James Farrar: A Bitter Pill for Prime Minister Kan

On China Beat, James Farrer, Associate Professor of Sociology at Sophia University, Tokyo, writes about the reaction within Japan to the release of the Chinese boat captain detained by Japan in disputed waters:

The Japanese public seems to have reacted three ways to the release of the captain. One group, the sort who usually read the business-economics newspaper Nikkei Shinbun, was undoubtedly relieved to see the government release the captain last Saturday. As Chinese sanctions escalated into the economic sphere, including a stoppage of the export of rare metals to Japan, the worry was that this political spat would seriously affect Japan’s increasingly important economic relationship with China. It was this economic group that seemed to be making the decisions in Tokyo last week, hoping that pragmatism and mutual economic interests would prevail. The danger of this view, expressed to me by one Japanese reporter I spoke to, is that in the economic sphere the Chinese now see Japan as needing China more than China needs Japan, and will continually try to push this advantage on various fronts. Recent strikes against Japanese companies in China are a sign that more economic pressure can be expected.

Another segment of the public, who are more likely to read the relatively liberal Asahi Shinbun, was relieved, but also dismayed. This more internationally minded group, including many Democratic Party supporters, had hoped for the past few years that Japan and China were actually improving their relations. Now the DPJ’s China policy seems to be in tatters. Talk of an “East Asian Community” and a “mutual strategic relationship” seems naive in this tense atmosphere, to say nothing of the rhetoric of “fraternal love” of the previous Prime Minister Hatoyama Yukio. Now, there is a depressing sense that no relief from Chinese pressure is forthcoming. The Chinese government is now demanding an apology and recompense for the trouble caused in the case of the hapless fisherman. This may be perceived in Japan as a signal that the Chinese government has no interest, or perhaps no incentive, in improving relations with Japan. Most troubling of all to the Japanese internationalists, the recent actions against Japan included halting exchanges between school children, and canceling tours to Japan, acts that inflame tensions between the citizens of the two countries at the societal, not simply the political, level.
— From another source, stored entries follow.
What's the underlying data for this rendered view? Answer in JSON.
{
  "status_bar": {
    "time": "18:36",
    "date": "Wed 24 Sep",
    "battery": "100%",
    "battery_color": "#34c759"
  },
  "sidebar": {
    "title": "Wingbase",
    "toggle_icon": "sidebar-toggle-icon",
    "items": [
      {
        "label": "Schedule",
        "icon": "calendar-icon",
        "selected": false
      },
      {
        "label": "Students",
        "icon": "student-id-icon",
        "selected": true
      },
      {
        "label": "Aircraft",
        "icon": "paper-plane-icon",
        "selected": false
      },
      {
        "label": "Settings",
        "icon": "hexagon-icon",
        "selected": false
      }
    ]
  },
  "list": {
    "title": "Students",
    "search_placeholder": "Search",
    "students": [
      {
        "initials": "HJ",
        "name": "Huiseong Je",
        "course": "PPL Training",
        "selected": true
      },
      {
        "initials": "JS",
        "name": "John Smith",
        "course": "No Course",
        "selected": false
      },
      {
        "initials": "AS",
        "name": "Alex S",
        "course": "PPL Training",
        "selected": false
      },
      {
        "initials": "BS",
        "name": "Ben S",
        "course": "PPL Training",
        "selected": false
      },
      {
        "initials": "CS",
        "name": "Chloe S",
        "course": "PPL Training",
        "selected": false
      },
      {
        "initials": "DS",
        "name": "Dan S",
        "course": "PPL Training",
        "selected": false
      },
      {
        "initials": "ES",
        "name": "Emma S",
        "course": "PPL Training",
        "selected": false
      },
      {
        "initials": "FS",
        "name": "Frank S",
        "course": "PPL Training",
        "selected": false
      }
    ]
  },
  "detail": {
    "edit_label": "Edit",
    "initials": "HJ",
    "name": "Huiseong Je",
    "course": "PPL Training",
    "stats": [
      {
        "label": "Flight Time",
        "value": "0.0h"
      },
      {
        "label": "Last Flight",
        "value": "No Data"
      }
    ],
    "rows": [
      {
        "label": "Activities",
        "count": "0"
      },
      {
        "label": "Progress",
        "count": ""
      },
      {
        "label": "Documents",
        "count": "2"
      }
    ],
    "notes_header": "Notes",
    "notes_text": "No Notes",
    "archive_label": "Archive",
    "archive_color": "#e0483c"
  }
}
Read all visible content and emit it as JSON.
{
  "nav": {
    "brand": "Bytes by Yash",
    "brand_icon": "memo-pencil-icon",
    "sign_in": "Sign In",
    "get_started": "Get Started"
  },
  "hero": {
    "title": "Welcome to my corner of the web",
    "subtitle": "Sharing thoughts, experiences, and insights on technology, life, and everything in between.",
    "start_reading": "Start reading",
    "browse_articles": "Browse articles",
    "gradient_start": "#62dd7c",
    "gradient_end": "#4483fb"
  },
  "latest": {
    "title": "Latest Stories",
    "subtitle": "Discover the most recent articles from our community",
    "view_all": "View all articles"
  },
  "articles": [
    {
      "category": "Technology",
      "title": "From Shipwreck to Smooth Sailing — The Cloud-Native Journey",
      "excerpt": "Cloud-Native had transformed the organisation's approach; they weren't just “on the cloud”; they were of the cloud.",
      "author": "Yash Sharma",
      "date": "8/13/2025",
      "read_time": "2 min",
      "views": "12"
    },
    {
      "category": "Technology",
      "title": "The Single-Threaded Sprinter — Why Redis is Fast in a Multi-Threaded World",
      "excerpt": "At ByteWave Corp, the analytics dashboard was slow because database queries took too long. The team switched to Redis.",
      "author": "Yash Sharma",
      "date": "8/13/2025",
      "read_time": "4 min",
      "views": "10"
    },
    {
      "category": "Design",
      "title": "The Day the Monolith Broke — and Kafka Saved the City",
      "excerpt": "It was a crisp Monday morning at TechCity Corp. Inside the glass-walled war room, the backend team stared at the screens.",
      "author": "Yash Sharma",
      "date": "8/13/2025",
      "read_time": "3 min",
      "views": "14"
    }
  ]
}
Many Japanese China watchers are convinced that twenty years of anti-Japanese education in China (especially under the leadership of Jiang Zemin) have produced an atmosphere in which anti-Japanese rhetoric is all-purpose political medicine that the Chinese government can apply to any problem, domestic or foreign. If this is the case, there will be little chance for true détente.

In general the leftist and liberal segments of the Japanese public are worried that China has reacted only tepidly to the efforts of the DPJ to improve relations between the two countries.